Quelli accorsi al porto alle 3 di notte per portare le coperte agli immigrati
Erano le 21 del 30 dicembre quando, alla prefettura di Lecce, è arrivato l’allarme: una nave con a bordo circa 800 migranti siriani era stata abbandonata in balia delle onde. Le Capitanerie dei porti di Gallipoli e di Bari stavano intervenendo proprio in quegli istanti per evitare un’immane tragedia. Bisognava organizzarsi. L’attracco è avvenuto appena 6 ore dopo, nel porto di Gallipoli. Tutti salvi i 797 profughi (tra loro anche 40 bambini) presenti sul cargo Blue Sky M, partito prima di Natale dal porto turco di Marsin e diretto a Catania, prima che il comandante abbandonasse il timone e lasciasse la nave e il suo carico umano in balia del mare. In appena 6 ore è partita una macchina di solidarietà perfetta, dove Istituzioni, organizzazioni non profit e semplici cittadini hanno collaborato con sincronismo raro, regalando a tutti i migranti la pace dopo la guerra.
Orgoglio italiano. Come ha funzionato la macchina di soccorso sulle coste pugliesi lo racconta Paolo Conti in un articolo per il Corriere della Sera.
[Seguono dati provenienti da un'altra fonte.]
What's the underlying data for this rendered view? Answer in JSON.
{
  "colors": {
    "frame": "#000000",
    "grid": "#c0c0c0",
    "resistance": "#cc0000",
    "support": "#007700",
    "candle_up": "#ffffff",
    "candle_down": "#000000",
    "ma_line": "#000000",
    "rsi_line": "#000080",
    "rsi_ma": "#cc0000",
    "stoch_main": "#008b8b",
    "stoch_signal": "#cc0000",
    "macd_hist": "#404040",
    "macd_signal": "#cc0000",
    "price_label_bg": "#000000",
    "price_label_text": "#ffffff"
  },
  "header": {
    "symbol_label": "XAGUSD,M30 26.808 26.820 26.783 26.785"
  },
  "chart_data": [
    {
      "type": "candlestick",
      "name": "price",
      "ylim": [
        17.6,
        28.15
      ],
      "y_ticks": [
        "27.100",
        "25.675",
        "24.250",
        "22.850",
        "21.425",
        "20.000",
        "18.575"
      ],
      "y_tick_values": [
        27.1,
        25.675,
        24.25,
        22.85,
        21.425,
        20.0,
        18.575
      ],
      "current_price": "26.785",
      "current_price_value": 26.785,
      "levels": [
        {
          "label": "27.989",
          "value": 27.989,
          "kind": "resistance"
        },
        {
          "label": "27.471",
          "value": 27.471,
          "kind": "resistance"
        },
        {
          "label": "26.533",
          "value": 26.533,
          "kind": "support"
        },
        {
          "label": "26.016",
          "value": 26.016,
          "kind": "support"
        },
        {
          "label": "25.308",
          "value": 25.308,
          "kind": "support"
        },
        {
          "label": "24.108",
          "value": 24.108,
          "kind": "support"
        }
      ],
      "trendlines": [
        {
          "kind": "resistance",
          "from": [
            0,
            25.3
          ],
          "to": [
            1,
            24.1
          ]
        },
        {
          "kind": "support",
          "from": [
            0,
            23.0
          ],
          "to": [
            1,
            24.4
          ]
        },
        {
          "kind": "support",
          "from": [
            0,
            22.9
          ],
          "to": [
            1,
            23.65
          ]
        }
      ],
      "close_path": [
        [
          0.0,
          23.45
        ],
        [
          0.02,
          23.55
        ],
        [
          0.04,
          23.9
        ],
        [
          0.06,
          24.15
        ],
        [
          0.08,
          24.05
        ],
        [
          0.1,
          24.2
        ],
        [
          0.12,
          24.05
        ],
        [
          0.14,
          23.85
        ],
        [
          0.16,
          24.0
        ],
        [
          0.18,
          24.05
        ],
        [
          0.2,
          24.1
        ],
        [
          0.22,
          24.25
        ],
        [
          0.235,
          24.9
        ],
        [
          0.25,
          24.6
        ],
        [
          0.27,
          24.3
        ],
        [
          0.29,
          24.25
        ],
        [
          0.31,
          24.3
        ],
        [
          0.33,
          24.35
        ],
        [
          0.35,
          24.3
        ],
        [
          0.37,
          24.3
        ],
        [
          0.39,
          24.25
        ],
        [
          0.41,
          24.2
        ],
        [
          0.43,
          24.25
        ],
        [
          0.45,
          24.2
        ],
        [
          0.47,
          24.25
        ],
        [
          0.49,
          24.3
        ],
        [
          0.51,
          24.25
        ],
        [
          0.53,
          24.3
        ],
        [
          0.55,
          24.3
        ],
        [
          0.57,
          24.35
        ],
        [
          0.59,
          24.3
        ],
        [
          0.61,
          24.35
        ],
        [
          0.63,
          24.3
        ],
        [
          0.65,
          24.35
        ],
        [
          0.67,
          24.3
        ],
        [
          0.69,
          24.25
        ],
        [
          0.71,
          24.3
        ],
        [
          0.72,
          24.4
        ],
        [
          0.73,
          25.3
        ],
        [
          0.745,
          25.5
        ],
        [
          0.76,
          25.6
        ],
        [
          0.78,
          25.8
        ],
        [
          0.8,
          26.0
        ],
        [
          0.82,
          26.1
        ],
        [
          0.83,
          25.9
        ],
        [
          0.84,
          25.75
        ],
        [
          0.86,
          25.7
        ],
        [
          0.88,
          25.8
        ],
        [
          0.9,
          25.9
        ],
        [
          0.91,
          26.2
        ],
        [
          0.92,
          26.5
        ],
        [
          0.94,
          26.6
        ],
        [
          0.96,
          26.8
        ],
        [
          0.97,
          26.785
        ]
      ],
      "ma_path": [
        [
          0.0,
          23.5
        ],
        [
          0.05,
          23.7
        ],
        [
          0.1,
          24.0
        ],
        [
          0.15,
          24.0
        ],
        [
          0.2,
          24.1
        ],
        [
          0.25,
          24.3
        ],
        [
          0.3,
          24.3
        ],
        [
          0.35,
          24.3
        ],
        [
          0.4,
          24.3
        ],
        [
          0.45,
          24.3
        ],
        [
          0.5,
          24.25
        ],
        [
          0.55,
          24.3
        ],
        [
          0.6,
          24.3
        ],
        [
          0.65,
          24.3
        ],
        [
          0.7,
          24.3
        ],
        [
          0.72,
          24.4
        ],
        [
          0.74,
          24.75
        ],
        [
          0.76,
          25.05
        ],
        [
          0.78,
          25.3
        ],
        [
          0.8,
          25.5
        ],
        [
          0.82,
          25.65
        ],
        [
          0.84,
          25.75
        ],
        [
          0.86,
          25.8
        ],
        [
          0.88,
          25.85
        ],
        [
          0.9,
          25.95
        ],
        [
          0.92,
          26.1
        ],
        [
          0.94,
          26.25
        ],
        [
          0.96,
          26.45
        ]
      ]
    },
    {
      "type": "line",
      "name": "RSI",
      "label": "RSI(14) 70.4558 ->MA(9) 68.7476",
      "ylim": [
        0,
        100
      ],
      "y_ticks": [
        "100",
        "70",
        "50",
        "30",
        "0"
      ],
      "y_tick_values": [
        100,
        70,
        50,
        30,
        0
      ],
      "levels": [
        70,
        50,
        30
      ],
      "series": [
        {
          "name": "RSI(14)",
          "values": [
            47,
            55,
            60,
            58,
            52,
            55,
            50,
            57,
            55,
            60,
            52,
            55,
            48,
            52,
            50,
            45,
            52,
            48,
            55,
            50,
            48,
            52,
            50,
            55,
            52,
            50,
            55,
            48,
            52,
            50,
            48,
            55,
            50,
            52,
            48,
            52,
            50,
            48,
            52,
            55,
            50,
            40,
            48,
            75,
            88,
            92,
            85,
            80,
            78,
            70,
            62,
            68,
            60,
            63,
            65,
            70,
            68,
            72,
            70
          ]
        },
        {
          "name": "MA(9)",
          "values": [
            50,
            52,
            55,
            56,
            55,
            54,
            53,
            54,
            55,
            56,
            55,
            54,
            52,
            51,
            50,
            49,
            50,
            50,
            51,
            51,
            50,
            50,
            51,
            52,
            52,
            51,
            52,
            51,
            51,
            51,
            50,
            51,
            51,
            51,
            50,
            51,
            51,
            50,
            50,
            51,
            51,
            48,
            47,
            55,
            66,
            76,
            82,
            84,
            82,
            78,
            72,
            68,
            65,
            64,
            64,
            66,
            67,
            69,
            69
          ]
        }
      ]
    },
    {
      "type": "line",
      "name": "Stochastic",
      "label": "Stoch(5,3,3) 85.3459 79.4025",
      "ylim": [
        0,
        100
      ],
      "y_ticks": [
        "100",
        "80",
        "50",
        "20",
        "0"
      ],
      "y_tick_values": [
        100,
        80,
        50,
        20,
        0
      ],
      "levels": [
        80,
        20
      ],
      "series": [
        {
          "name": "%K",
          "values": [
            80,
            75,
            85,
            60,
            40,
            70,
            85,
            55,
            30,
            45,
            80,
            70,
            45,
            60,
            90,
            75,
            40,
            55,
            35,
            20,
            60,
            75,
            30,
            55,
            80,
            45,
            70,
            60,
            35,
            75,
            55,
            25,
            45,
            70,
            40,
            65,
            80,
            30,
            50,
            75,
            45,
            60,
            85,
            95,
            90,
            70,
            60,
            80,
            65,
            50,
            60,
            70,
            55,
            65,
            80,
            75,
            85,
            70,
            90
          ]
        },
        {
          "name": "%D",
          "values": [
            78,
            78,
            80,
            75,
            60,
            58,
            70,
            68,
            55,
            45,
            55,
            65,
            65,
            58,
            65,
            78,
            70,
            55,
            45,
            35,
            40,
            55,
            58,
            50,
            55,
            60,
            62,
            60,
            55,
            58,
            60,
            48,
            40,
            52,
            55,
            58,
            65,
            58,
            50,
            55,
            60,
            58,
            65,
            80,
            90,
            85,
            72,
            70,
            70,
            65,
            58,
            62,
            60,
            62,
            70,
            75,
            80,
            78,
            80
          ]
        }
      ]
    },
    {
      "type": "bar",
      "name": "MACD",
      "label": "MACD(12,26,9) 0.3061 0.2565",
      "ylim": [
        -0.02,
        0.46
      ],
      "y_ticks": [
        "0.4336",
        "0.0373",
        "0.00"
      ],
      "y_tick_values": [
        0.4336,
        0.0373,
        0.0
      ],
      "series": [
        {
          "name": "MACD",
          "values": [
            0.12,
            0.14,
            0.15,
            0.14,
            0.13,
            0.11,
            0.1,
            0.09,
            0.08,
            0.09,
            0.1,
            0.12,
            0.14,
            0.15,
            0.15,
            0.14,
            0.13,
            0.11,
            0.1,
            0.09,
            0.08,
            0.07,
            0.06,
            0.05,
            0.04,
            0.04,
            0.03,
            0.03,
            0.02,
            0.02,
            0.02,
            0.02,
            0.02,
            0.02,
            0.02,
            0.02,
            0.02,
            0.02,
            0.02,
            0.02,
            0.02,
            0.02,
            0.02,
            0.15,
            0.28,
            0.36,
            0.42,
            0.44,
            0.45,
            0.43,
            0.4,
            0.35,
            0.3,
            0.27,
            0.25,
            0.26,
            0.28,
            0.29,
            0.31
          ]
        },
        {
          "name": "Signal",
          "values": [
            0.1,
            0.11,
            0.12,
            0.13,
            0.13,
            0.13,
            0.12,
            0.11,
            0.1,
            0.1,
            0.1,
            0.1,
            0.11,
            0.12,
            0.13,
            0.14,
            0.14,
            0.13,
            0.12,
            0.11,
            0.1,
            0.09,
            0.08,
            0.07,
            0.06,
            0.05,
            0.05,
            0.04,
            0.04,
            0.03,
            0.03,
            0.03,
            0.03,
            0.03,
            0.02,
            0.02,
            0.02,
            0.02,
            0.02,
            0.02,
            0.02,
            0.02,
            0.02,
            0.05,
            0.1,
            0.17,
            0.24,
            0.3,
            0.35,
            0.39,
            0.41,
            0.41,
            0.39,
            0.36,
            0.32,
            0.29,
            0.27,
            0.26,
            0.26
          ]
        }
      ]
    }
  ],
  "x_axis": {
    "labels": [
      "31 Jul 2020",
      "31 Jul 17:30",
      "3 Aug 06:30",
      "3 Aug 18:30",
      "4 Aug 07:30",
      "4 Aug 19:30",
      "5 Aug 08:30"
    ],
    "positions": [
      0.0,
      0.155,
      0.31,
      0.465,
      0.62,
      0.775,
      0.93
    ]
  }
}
Tutte le prefetture pugliesi, nonostante le difficoltà che ogni Capodanno porta con sé, si sono coordinate alla perfezione. La Polizia si è attivata immediatamente per garantire la sicurezza dei migranti una volta sbarcati. Servivano medici e pasti caldi: le Caritas locali, l’ospedale di Gallipoli e l’Asl di Lecce hanno provveduto ad occuparsi di tutto questo. In tutta la provincia sono stati preparati punti di accoglienza. Alla fine erano circa 100 i “dormitori” messi a disposizione. La Caritas di Lecce e quella di Nardò hanno tentato, in poche ore, di raccogliere il maggior numero possibile di vestiti, maglioni, coperte, cappelli, scarpe e altro cibo. Il sindaco di Gallipoli non ha lanciato alcun appello, in quelle ore c’era ben altro a cui pensare, eppure, alle 3 di notte, lentamente il porto s’è riempito di persone che portavano chi una coperta in più, chi delle bevande calde, chi un giubbotto, chi un semplice sorriso. Mentre le ultime brandine venivano posizionate dagli eserciti nei vari dormitori messi a disposizione, gli immigrati venivano accolti dalla parte migliore del nostro Paese, quella generosa e amorevole.
Viaggio, bombe e botti. Al giornalista del Corriere è Muhammad a raccontare la sua storia, che poi è quella di quasi tutti: 47 anni, ottima educazione, un lavoro come ingegnere civile nella sua terra. Poi la guerra, la sofferenza, la perdita di tutto. E la decisione di voler tentare di scappare per tornare a vivere e smetterla di tentare solamente di sopravvivere. Per questo, tutte quelle persone, son state disposte a pagare ben 6mila euro agli scafisti per tentare di realizzare il loro sogno: avere una vita, magari in Germania, Danimarca, perché no in Svezia. Nessuno vede l’Italia come una meta d’arrivo, non più almeno. Quando Muhammad e gli altri vengono a sapere che il comandante della nave e il resto dell’equipaggio sono stati arrestati a Lecce, sorridono. Non gioiscono, ma son contenti che chi ha causato loro sofferenza, almeno qui, paghi. Sarebbero dovuti arrivare a Catania, spiega Muhammad, e invece a largo di Leuca il comandante ha messo il pilota automatico e s’è nascosto tra i migranti, dando l’allarme. Poco importava del mare agitato e degli scogli del Golfo di Otranto in agguato.
Ora si trovano tutti in questi dormitori improvvisati. Sorridono finalmente. La notte del 31 dicembre, però, il panico ha riempito nuovamente i loro occhi. Difficile spiegar loro che quei lampi di luce e quei botti fragorosi non erano bombe, ma solo un modo di festeggiare l’arrivo del nuovo anno. In Siria rumori del genere erano sinonimo di una cosa soltanto: morte. Da adesso impareranno anche loro, forse, che quei rumori possono anche voler dire festa. E gran parte del merito è anche di quelle persone che, in piena notte, sono scese al porto per dare il benvenuto a dei disperati in fuga dall’inferno, come ricorda anche Muhammad, con una mano sul cuore e poche parole commosse: «Italy good country». L'Italia è un Paese buono.